Starting with relatively banal Impressionist techniques, Gauguin evolved towards an increasingly personal treatment of form and colour, and he adapted his technique to new requirements. According to Henri Delavallée ( fl 1892–6), a painter who knew Gauguin when he first stayed at Pont-Aven, Gauguin was endeavouring, under the influence of Pissarro, to use Divisionism: ‘I only paint with sable brushes…; that way the colour stays thicker: when you use ordinary brushes, two adjacent colours get mixed up; with sables you get juxtaposed colours’, he said. In this way he obtained iridescent brushstrokes, which side by side give the stripy effect mentioned by Delavallée. In Still-life with Ham (1889; Washington, DC, Phillips Col.), Gauguin organized the whole surface into broad vertical hatching, creating a top paint layer that was homogeneous and fairly thick. From 1892 the vertical stripes became more and more discreet. Then the artist, who was increasingly composing his works with patches of colour bounded by blue outlines, tended to use thinner paint and showed sensitivity to the matt effects obtained by large areas of colour on a canvas whose weave sometimes remained visible (e.g. Nave nave mahana (‘Days of Delight’), 1896; Lyon, Mus. B.-A.). This tendency increased with time, and in the works from his second visit to Tahiti Gauguin conceived painting in terms of colour alone, to which effects of texture became subordinate; thin impasto, extreme sobriety of unvarnished surface, all bore similarities to the art of mural painting.

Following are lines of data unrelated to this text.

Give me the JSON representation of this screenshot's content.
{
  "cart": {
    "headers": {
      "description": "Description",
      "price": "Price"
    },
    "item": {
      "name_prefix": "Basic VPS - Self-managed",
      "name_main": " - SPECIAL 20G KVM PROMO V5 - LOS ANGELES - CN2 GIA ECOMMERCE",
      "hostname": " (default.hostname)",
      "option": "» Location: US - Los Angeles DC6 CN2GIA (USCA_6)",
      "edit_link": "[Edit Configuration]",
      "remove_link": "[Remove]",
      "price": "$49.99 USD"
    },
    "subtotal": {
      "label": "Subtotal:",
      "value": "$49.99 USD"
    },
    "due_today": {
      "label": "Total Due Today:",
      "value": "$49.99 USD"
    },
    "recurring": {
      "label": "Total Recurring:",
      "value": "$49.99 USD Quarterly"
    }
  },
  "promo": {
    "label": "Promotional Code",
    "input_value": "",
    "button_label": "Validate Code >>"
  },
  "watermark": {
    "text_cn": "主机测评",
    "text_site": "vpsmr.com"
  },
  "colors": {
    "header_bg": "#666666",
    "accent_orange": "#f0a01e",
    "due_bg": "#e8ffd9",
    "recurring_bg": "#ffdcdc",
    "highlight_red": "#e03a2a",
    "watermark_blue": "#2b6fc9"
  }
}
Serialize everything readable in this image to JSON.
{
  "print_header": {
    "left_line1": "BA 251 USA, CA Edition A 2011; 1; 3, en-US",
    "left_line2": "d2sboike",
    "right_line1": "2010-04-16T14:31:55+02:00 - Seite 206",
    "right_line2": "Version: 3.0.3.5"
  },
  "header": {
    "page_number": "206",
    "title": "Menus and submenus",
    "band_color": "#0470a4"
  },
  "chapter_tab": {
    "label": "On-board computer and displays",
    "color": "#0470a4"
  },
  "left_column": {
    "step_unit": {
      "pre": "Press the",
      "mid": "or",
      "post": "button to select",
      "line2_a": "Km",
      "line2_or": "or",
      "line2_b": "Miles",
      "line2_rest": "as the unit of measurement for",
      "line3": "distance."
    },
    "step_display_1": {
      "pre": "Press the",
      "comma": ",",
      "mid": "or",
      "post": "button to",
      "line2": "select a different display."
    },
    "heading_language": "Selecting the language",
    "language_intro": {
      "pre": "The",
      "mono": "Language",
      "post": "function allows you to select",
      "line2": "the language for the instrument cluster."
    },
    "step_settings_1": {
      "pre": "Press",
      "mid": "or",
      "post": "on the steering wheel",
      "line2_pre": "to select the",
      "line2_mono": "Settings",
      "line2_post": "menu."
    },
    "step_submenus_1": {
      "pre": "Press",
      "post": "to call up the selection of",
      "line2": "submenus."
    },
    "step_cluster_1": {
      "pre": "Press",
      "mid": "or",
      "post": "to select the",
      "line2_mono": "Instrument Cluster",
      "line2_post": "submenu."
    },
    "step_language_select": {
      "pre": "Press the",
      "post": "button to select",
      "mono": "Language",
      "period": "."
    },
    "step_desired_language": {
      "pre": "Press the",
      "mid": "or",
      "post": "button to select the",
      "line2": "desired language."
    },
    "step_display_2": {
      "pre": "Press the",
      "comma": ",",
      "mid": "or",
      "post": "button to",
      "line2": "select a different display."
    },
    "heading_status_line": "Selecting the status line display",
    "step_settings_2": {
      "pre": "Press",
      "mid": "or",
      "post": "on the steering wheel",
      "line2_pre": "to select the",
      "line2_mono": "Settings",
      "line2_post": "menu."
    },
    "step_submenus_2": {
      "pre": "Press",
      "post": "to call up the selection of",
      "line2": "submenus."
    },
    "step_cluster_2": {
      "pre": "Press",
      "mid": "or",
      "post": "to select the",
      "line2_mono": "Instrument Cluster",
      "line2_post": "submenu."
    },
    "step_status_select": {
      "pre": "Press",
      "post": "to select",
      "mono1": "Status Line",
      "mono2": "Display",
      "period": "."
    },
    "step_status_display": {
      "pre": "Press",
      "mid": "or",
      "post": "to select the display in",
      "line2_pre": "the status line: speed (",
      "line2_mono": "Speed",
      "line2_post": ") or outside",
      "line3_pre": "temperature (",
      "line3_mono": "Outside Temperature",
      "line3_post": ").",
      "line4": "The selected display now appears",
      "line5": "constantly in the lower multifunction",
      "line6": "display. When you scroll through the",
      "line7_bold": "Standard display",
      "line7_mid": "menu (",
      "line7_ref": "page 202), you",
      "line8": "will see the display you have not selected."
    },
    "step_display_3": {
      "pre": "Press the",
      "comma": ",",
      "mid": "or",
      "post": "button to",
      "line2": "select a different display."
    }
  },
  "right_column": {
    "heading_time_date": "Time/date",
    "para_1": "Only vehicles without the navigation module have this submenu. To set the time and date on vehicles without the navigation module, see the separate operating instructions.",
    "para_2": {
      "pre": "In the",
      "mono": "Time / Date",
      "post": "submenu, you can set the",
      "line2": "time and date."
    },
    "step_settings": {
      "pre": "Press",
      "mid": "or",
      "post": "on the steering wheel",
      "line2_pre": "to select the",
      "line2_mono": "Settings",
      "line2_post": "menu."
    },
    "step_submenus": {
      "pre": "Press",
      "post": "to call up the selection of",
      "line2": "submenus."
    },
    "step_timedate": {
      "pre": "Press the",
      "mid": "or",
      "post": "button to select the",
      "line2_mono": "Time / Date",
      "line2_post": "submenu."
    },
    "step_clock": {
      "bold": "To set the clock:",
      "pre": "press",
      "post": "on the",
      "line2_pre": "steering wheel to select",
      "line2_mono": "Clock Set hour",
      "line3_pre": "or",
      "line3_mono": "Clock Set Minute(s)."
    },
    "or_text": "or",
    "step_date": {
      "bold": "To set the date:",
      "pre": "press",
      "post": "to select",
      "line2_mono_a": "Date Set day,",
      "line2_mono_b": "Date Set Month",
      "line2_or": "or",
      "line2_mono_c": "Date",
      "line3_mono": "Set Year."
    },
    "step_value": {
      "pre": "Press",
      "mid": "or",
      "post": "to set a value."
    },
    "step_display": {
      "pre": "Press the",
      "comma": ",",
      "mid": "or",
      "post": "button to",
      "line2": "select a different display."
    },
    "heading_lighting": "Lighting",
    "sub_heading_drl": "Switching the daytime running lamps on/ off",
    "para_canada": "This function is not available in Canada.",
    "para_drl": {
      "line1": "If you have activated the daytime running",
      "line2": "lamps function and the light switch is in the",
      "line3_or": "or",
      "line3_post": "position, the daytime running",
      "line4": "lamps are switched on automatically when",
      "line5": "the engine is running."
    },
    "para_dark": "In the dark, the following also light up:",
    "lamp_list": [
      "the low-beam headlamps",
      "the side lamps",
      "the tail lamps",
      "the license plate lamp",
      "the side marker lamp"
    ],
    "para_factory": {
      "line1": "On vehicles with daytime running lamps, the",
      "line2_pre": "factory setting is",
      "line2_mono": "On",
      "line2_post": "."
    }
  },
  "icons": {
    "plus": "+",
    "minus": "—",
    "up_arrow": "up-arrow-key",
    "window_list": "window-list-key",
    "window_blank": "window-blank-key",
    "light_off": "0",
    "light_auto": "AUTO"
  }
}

Gauguin’s attitude to his subject soon set him apart from the Impressionists. Even though he may have completed a canvas out of doors, his starting-point still remained the study produced in his studio from preliminary drawings, a process attested to by his reuse of identical figures in different works. Even in the elaboration of his work, Gauguin remained entirely traditional. An unfinished oil painting on paper, Tahitian Women Resting (1894; London, Tate), makes clear how he drew his composition in charcoal very precisely, outlining his figures quite clearly before starting to paint.

In the field of engraving and sculpture, it is important to stress Gauguin’s fondness for the most primitive techniques, which correlates with the deliberate ‘savagery’ of his art. He favoured processes in which the artist’s hand was clearly visible in the finished work: thus wood was his favourite material for sculpture, and woodcut his preferred graphic medium. Even in 1880, when his work was still academic, he was already attracted by this material (e.g. the Birth of Venus, wood, c. 1880; Geneva, Petit Pal.). However, it was most probably modelling in clay that had the greatest effect on his conception of sculpted form. In the pots he made after 1886 with Chaplet, Gauguin worked the clay as a sculptor, and for the usual thrown forms he substituted a strange and personal vocabulary, partly inspired by Pre-Columbian art. Gauguin’s early ceramics seem to have led him to adopt a clearer stylization of form in his paintings. The sculptures and woodcuts made in Tahiti owe their primitive roughness to the extreme economy of means employed. In his woodcuts, Gauguin created effects of astonishing novelty from oppositions of black and white and the use of the woodgrain (e.g. Be in Love and You Will Be Happy, c. 1893–5).